Large amounts of ice melt are bad for the ecosystem. According to Kendzior, “huge volumes of deicing chemicals might react with other substances in the water, harming fish and wildlife.” That’s why you should only use as much as you need and avoid spreading it in vegetation.

What’s the difference between ice melt for roofs and driveways?

Adams recommends magnesium chloride for roofs because it is less likely to damage shingles than other ice melt choices like sodium chloride. He emphasized that, unlike sodium chloride, magnesium chloride will not harm your lawn or landscaping if it leaks from your roof.

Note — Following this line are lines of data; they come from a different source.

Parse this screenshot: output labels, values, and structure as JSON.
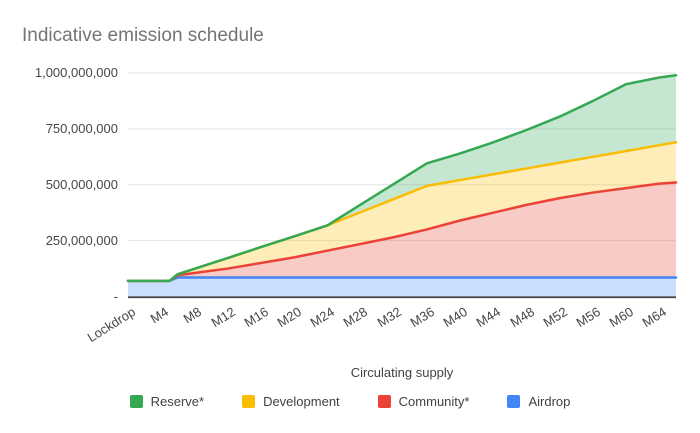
{
  "title": "Indicative emission schedule",
  "chart_data": {
    "type": "area",
    "title": "Indicative emission schedule",
    "x_axis_title": "Circulating supply",
    "xlabel": "Circulating supply",
    "ylabel": "",
    "ylim": [
      0,
      1000000000
    ],
    "grid": true,
    "legend_position": "bottom",
    "values_are": "cumulative circulating supply per line (areas are bands between adjacent lines)",
    "x_tick_labels": [
      "Lockdrop",
      "M4",
      "M8",
      "M12",
      "M16",
      "M20",
      "M24",
      "M28",
      "M32",
      "M36",
      "M40",
      "M44",
      "M48",
      "M52",
      "M56",
      "M60",
      "M64"
    ],
    "x_tick_months": [
      0,
      4,
      8,
      12,
      16,
      20,
      24,
      28,
      32,
      36,
      40,
      44,
      48,
      52,
      56,
      60,
      64
    ],
    "x_max_month": 66,
    "months": [
      0,
      4,
      5,
      6,
      8,
      12,
      16,
      20,
      24,
      28,
      32,
      36,
      40,
      44,
      48,
      52,
      56,
      60,
      64,
      66
    ],
    "series": [
      {
        "name": "Reserve*",
        "color": "#34a853",
        "values": [
          70000000,
          70000000,
          70000000,
          100000000,
          124000000,
          172000000,
          221000000,
          269000000,
          318000000,
          411000000,
          503000000,
          596000000,
          640000000,
          690000000,
          745000000,
          805000000,
          875000000,
          950000000,
          980000000,
          990000000
        ]
      },
      {
        "name": "Development",
        "color": "#fbbc04",
        "values": [
          70000000,
          70000000,
          70000000,
          100000000,
          124000000,
          172000000,
          221000000,
          269000000,
          318000000,
          377000000,
          436000000,
          495000000,
          521000000,
          547000000,
          573000000,
          599000000,
          625000000,
          651000000,
          677000000,
          690000000
        ]
      },
      {
        "name": "Community*",
        "color": "#ea4335",
        "values": [
          70000000,
          70000000,
          70000000,
          95000000,
          105000000,
          125000000,
          150000000,
          175000000,
          205000000,
          235000000,
          265000000,
          300000000,
          340000000,
          375000000,
          410000000,
          440000000,
          465000000,
          485000000,
          505000000,
          510000000
        ]
      },
      {
        "name": "Airdrop",
        "color": "#4285f4",
        "values": [
          70000000,
          70000000,
          70000000,
          85000000,
          85000000,
          85000000,
          85000000,
          85000000,
          85000000,
          85000000,
          85000000,
          85000000,
          85000000,
          85000000,
          85000000,
          85000000,
          85000000,
          85000000,
          85000000,
          85000000
        ]
      }
    ],
    "y_ticks": [
      {
        "label": "1,000,000,000",
        "value": 1000000000
      },
      {
        "label": "750,000,000",
        "value": 750000000
      },
      {
        "label": "500,000,000",
        "value": 500000000
      },
      {
        "label": "250,000,000",
        "value": 250000000
      },
      {
        "label": "-",
        "value": 0
      }
    ]
  },
  "colors": {
    "background": "#ffffff",
    "title_text": "#757575",
    "axis_text": "#464646",
    "gridline": "#e2e2e2",
    "axis_line": "#424242",
    "fill_opacity": 0.28
  }
}
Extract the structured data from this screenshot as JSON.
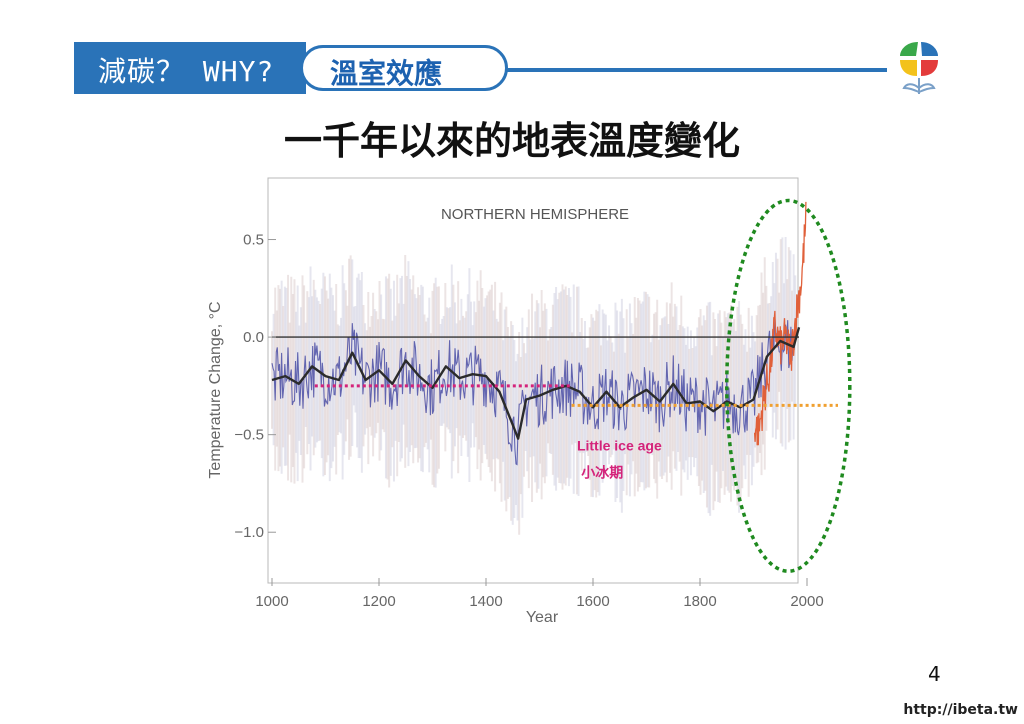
{
  "header": {
    "left_text": "減碳？ WHY?",
    "pill_text": "溫室效應"
  },
  "slide": {
    "title": "一千年以來的地表溫度變化",
    "page_number": "4",
    "footer_url": "http://ibeta.tw"
  },
  "colors": {
    "brand_blue": "#2a73b8",
    "proxy_series": "#4b4fa6",
    "instrumental_series": "#e0603a",
    "smoothed_series": "#2b2b2b",
    "little_ice_age_marker": "#d4237a",
    "recent_marker": "#f0a030",
    "highlight_ellipse": "#1f8a1f",
    "logo_green": "#3aa84a",
    "logo_blue": "#2a73b8",
    "logo_red": "#e33b3b",
    "logo_yellow": "#f3c21b"
  },
  "chart_data": {
    "type": "line",
    "title": "NORTHERN HEMISPHERE",
    "xlabel": "Year",
    "ylabel": "Temperature Change, °C",
    "xlim": [
      1000,
      2000
    ],
    "ylim": [
      -1.25,
      0.8
    ],
    "x_ticks": [
      1000,
      1200,
      1400,
      1600,
      1800,
      2000
    ],
    "y_ticks": [
      0.5,
      0.0,
      -0.5,
      -1.0
    ],
    "x_tick_labels": [
      "1000",
      "1200",
      "1400",
      "1600",
      "1800",
      "2000"
    ],
    "y_tick_labels": [
      "0.5",
      "0.0",
      "−0.5",
      "−1.0"
    ],
    "grid": false,
    "reference_line": 0.0,
    "series": [
      {
        "key": "smoothed",
        "x": [
          1000,
          1025,
          1050,
          1075,
          1100,
          1125,
          1150,
          1175,
          1200,
          1225,
          1250,
          1275,
          1300,
          1325,
          1350,
          1375,
          1400,
          1425,
          1450,
          1460,
          1475,
          1500,
          1525,
          1550,
          1575,
          1600,
          1625,
          1650,
          1675,
          1700,
          1725,
          1750,
          1775,
          1800,
          1825,
          1850,
          1875,
          1900,
          1925,
          1950,
          1975,
          1985
        ],
        "y": [
          -0.22,
          -0.2,
          -0.24,
          -0.15,
          -0.2,
          -0.22,
          -0.08,
          -0.22,
          -0.17,
          -0.24,
          -0.12,
          -0.2,
          -0.26,
          -0.15,
          -0.21,
          -0.19,
          -0.2,
          -0.28,
          -0.45,
          -0.52,
          -0.32,
          -0.3,
          -0.27,
          -0.25,
          -0.28,
          -0.36,
          -0.28,
          -0.36,
          -0.31,
          -0.27,
          -0.33,
          -0.24,
          -0.34,
          -0.33,
          -0.38,
          -0.33,
          -0.36,
          -0.32,
          -0.1,
          -0.02,
          -0.05,
          0.05
        ]
      },
      {
        "key": "instrumental",
        "x": [
          1902,
          1910,
          1920,
          1930,
          1940,
          1950,
          1960,
          1970,
          1980,
          1990,
          1998
        ],
        "y": [
          -0.45,
          -0.48,
          -0.3,
          -0.18,
          0.05,
          -0.05,
          0.0,
          -0.1,
          0.12,
          0.3,
          0.6
        ]
      }
    ],
    "annotations": [
      {
        "text": "Little ice age",
        "x": 1570,
        "y": -0.58
      },
      {
        "text": "小冰期",
        "x": 1578,
        "y": -0.72
      }
    ],
    "highlight_lines": [
      {
        "key": "little_ice_age",
        "x_start": 1080,
        "x_end": 1560,
        "y": -0.25
      },
      {
        "key": "recent",
        "x_start": 1560,
        "x_end": 2060,
        "y": -0.35
      }
    ],
    "highlight_ellipse": {
      "x_center": 1965,
      "y_center": -0.25,
      "x_radius": 115,
      "y_radius": 0.95
    }
  }
}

If you don’t want to use ice melt on your roof, a roof rake might help avoid snow and ice buildup.

Can you produce your own ice?

Yes, you can prepare an efficient ice melt with items you probably already have. In order to de-ice smaller surfaces, such as a walkway or windshield, Adams suggests combining isopropyl alcohol (rubbing alcohol) with warm water and dish soap. It’s also safer for your dogs.

To destroy vegetation and harm sidewalks or driveways, Kendzior suggests using normal table salt.

How is ice melt used?

Apply a thin layer of ice or snow melt on concrete. Consider a wheeled spreader like this one from Scotts if you’re covering more than a short walkway or driveway.

The most important thing to know about ice melt is that it works best when applied prior to a storm.

Clear snow from the surface with a shovel or a snow blower.